Model-Data Fusion Approaches for Retrospective and Predictive Assessment of the Pan-Arctic Scale Permafrost Carbon Feedback to Global Climate

Policy decisions regarding climate change mitigation and adaptation rely on having reliable projections of future climate change. Coupled climate-carbon models predict that the northern high latitudes will serve as a substantial land carbon sink during the 21stcentury, but these models lack many of the key processes governing high-latitude ecosystem processes. Arctic tundra and boreal forests are unique from other biomes particularly because of the presence of snow, ice and frozen ground, and it is important to understand the mechanisms that drive interconnected processes in these landscapes. Increasing our confidence in climate projections requires an integrated approach where existing, on-going and planned observational and experimental studies of high-latitude ecosystem processes are organized and analyzed in a framework designed to target improvements in understanding key ecosystem-climate feedbacks. For this project we designed an approach to improve our scientific understanding of the permafrost carbon feedback through broad-scale assessment of the drivers and responses of the Arctic system carbon cycle using data-driven models of simple-to-intermediate complexity. The made a valuable contribution to the first of its kind, data-driven quantitative assessment of the impact of permafrost thaw on pan-Arctic scale carbon cycle feedbacks to the global climate system.

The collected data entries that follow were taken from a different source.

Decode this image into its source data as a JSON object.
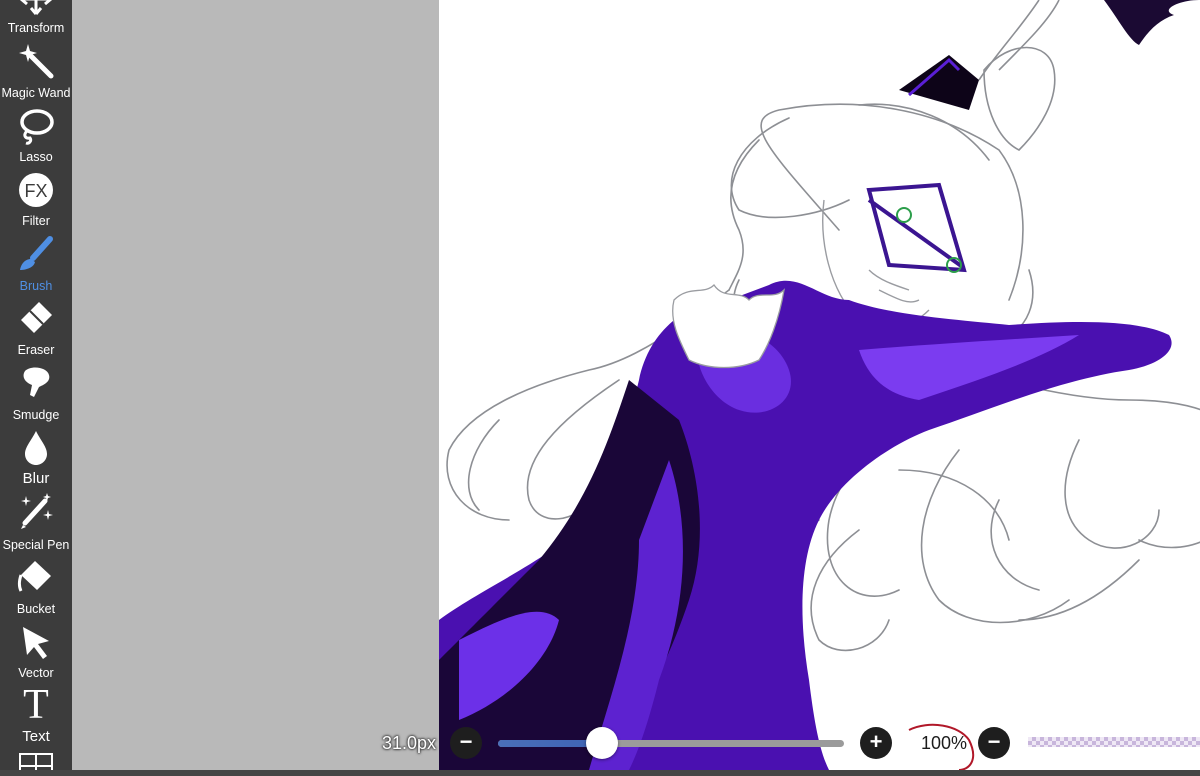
{
  "toolbar": {
    "tools": [
      {
        "name": "Transform",
        "icon": "transform-icon",
        "active": false
      },
      {
        "name": "Magic Wand",
        "icon": "magic-wand-icon",
        "active": false
      },
      {
        "name": "Lasso",
        "icon": "lasso-icon",
        "active": false
      },
      {
        "name": "Filter",
        "icon": "fx-icon",
        "active": false
      },
      {
        "name": "Brush",
        "icon": "brush-icon",
        "active": true
      },
      {
        "name": "Eraser",
        "icon": "eraser-icon",
        "active": false
      },
      {
        "name": "Smudge",
        "icon": "smudge-icon",
        "active": false
      },
      {
        "name": "Blur",
        "icon": "blur-drop-icon",
        "active": false
      },
      {
        "name": "Special Pen",
        "icon": "special-pen-icon",
        "active": false
      },
      {
        "name": "Bucket",
        "icon": "bucket-icon",
        "active": false
      },
      {
        "name": "Vector",
        "icon": "vector-arrow-icon",
        "active": false
      },
      {
        "name": "Text",
        "icon": "text-icon",
        "active": false
      }
    ]
  },
  "brush_bar": {
    "size_label": "31.0px",
    "size_fraction": 0.3,
    "opacity_label": "100%",
    "minus_glyph": "−",
    "plus_glyph": "+"
  },
  "colors": {
    "toolbar_bg": "#3c3c3c",
    "active_tool": "#4f8fe3",
    "workspace_bg": "#b9b9b9",
    "slider_fill": "#3e63b4",
    "artwork_purple": "#4a10b0"
  }
}
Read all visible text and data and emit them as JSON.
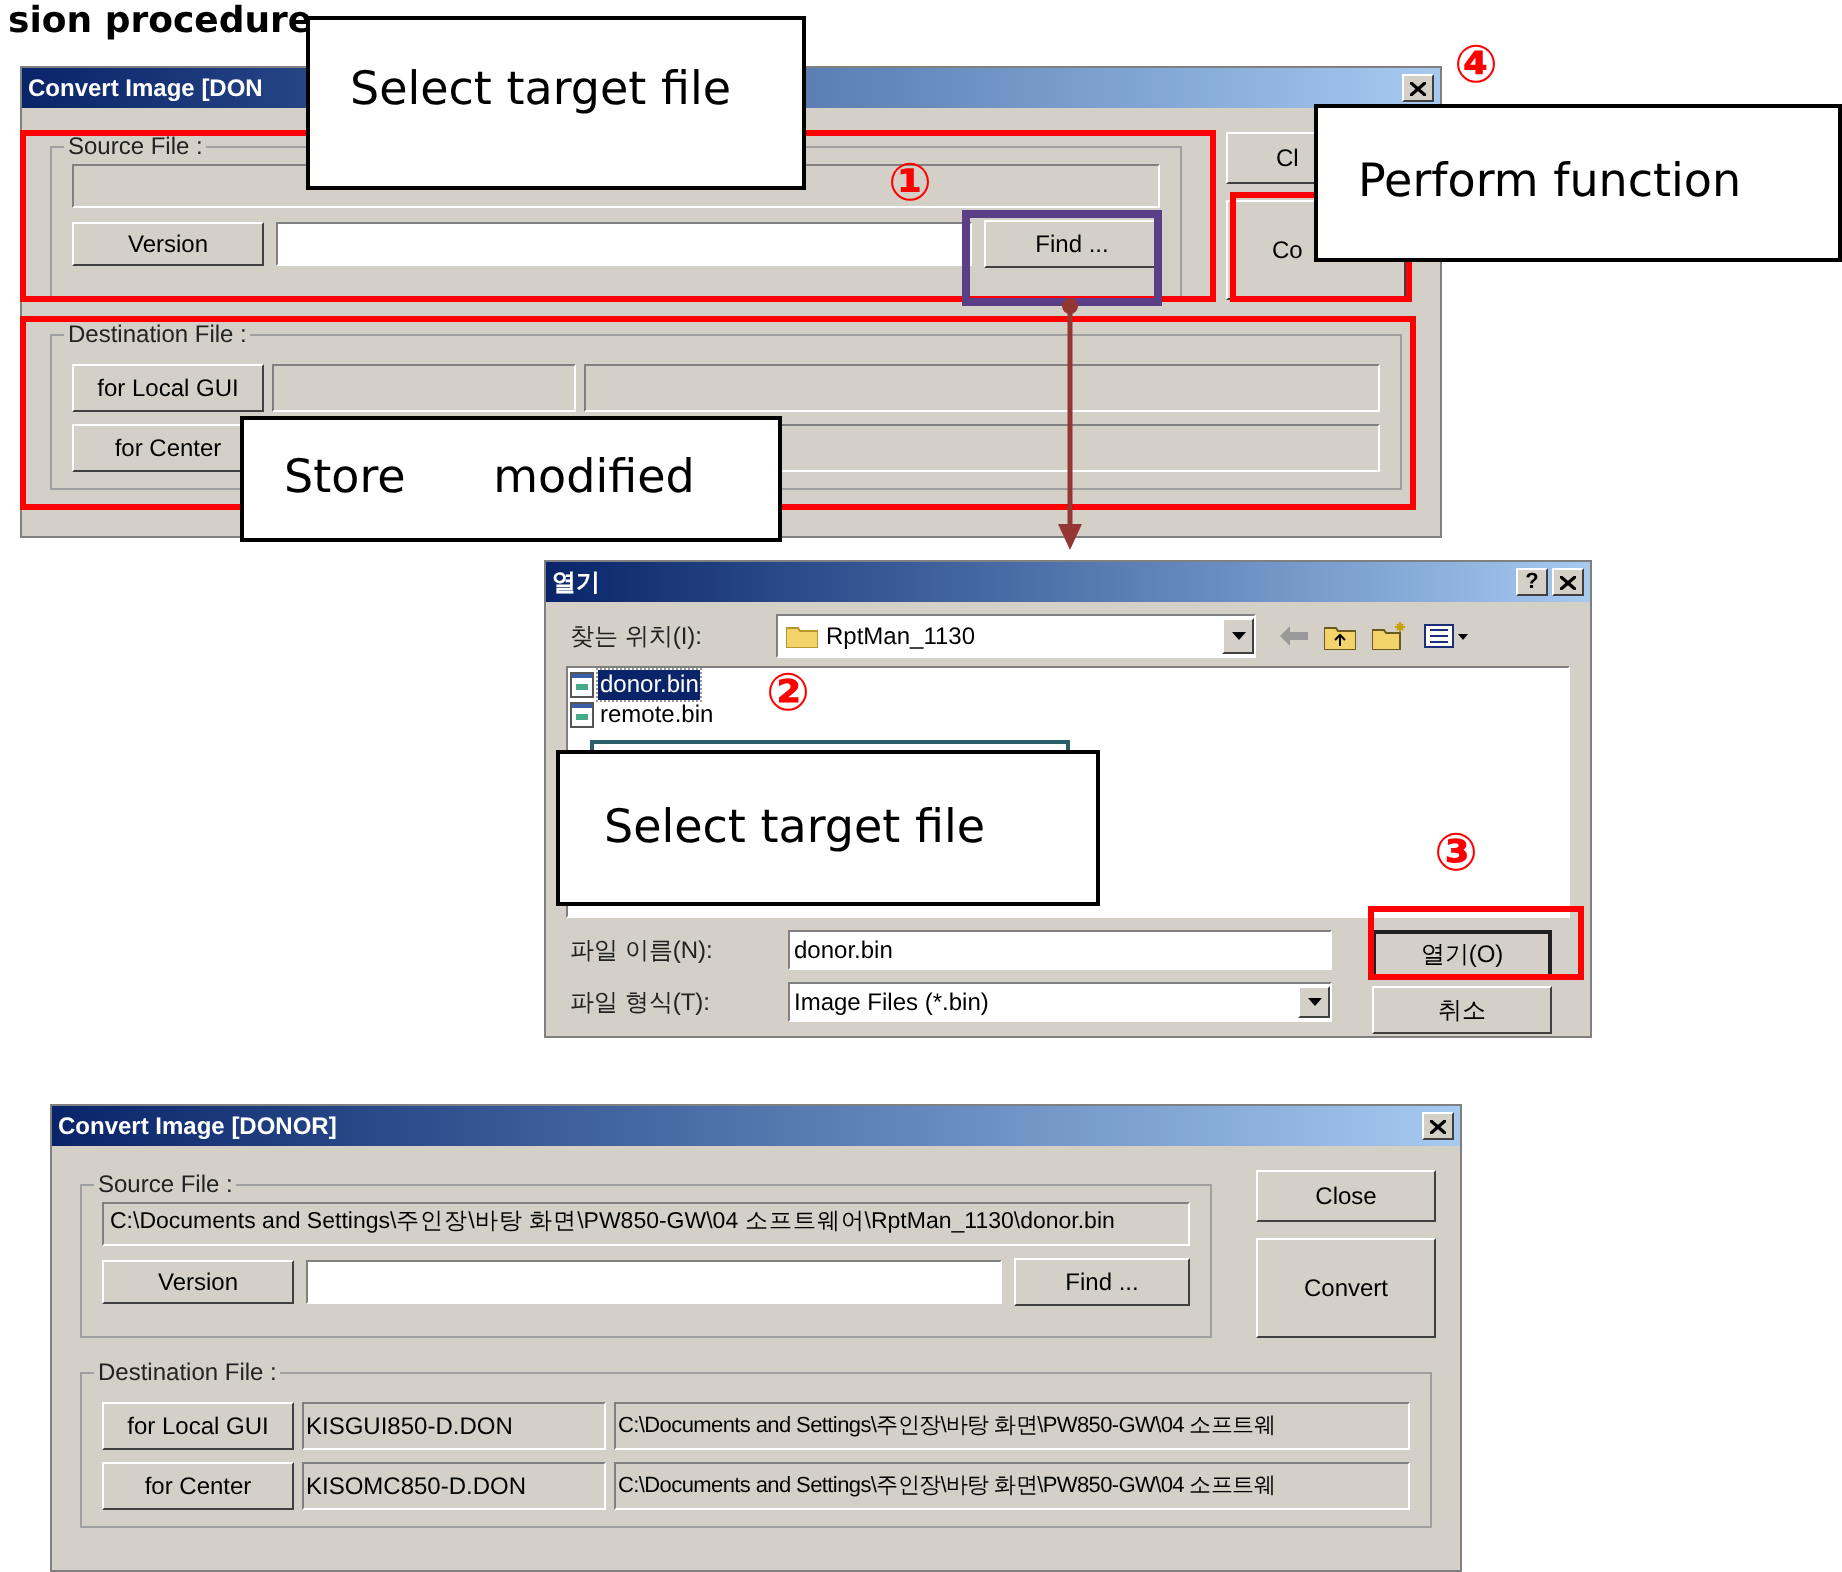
{
  "heading": "sion procedure",
  "convert_window_top": {
    "title": "Convert Image [DON",
    "source_label": "Source File :",
    "version_label": "Version",
    "find_button": "Find ...",
    "close_button": "Cl",
    "convert_button": "Co",
    "destination_label": "Destination File :",
    "destinations": [
      {
        "label": "for Local GUI"
      },
      {
        "label": "for Center"
      }
    ]
  },
  "open_dialog": {
    "title": "열기",
    "help_button": "?",
    "look_in_label": "찾는 위치(I):",
    "folder": "RptMan_1130",
    "files": [
      {
        "name": "donor.bin",
        "selected": true
      },
      {
        "name": "remote.bin",
        "selected": false
      }
    ],
    "file_name_label": "파일 이름(N):",
    "file_name": "donor.bin",
    "file_type_label": "파일 형식(T):",
    "file_type": "Image Files (*.bin)",
    "open_button": "열기(O)",
    "cancel_button": "취소"
  },
  "convert_window": {
    "title": "Convert Image [DONOR]",
    "source_label": "Source File :",
    "source_path": "C:\\Documents and Settings\\주인장\\바탕 화면\\PW850-GW\\04 소프트웨어\\RptMan_1130\\donor.bin",
    "version_label": "Version",
    "find_button": "Find ...",
    "close_button": "Close",
    "convert_button": "Convert",
    "destination_label": "Destination File :",
    "destinations": [
      {
        "label": "for Local GUI",
        "file": "KISGUI850-D.DON",
        "path": "C:\\Documents and Settings\\주인장\\바탕 화면\\PW850-GW\\04 소프트웨"
      },
      {
        "label": "for Center",
        "file": "KISOMC850-D.DON",
        "path": "C:\\Documents and Settings\\주인장\\바탕 화면\\PW850-GW\\04 소프트웨"
      }
    ]
  },
  "callouts": [
    "Select target file",
    "Perform function",
    "Store      modified",
    "Select target file"
  ],
  "step_markers": [
    "①",
    "②",
    "③",
    "④"
  ]
}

The approach drew on a conceptual framework for integrating the key system components and their underlying data within a “book-keeping” framework for assessment of the key processes driving the permafrost carbon feedback. The results provided quantitative model-data benchmarking to constrain future projections of carbon cycle responses to a warming Arctic. The framework used environmental proxy data sets examining recent-era geomorphologic land-form transitions and vegetation dynamics, through remotely-sensed data, to guide the extrapolation of site-based data on the key system components to larger regions. These products contribute to the development of finer-scale, more complex representation of permafrost carbon processes in terrestrial biogeochemistry models, to operate within coupled Earth system modeling frameworks.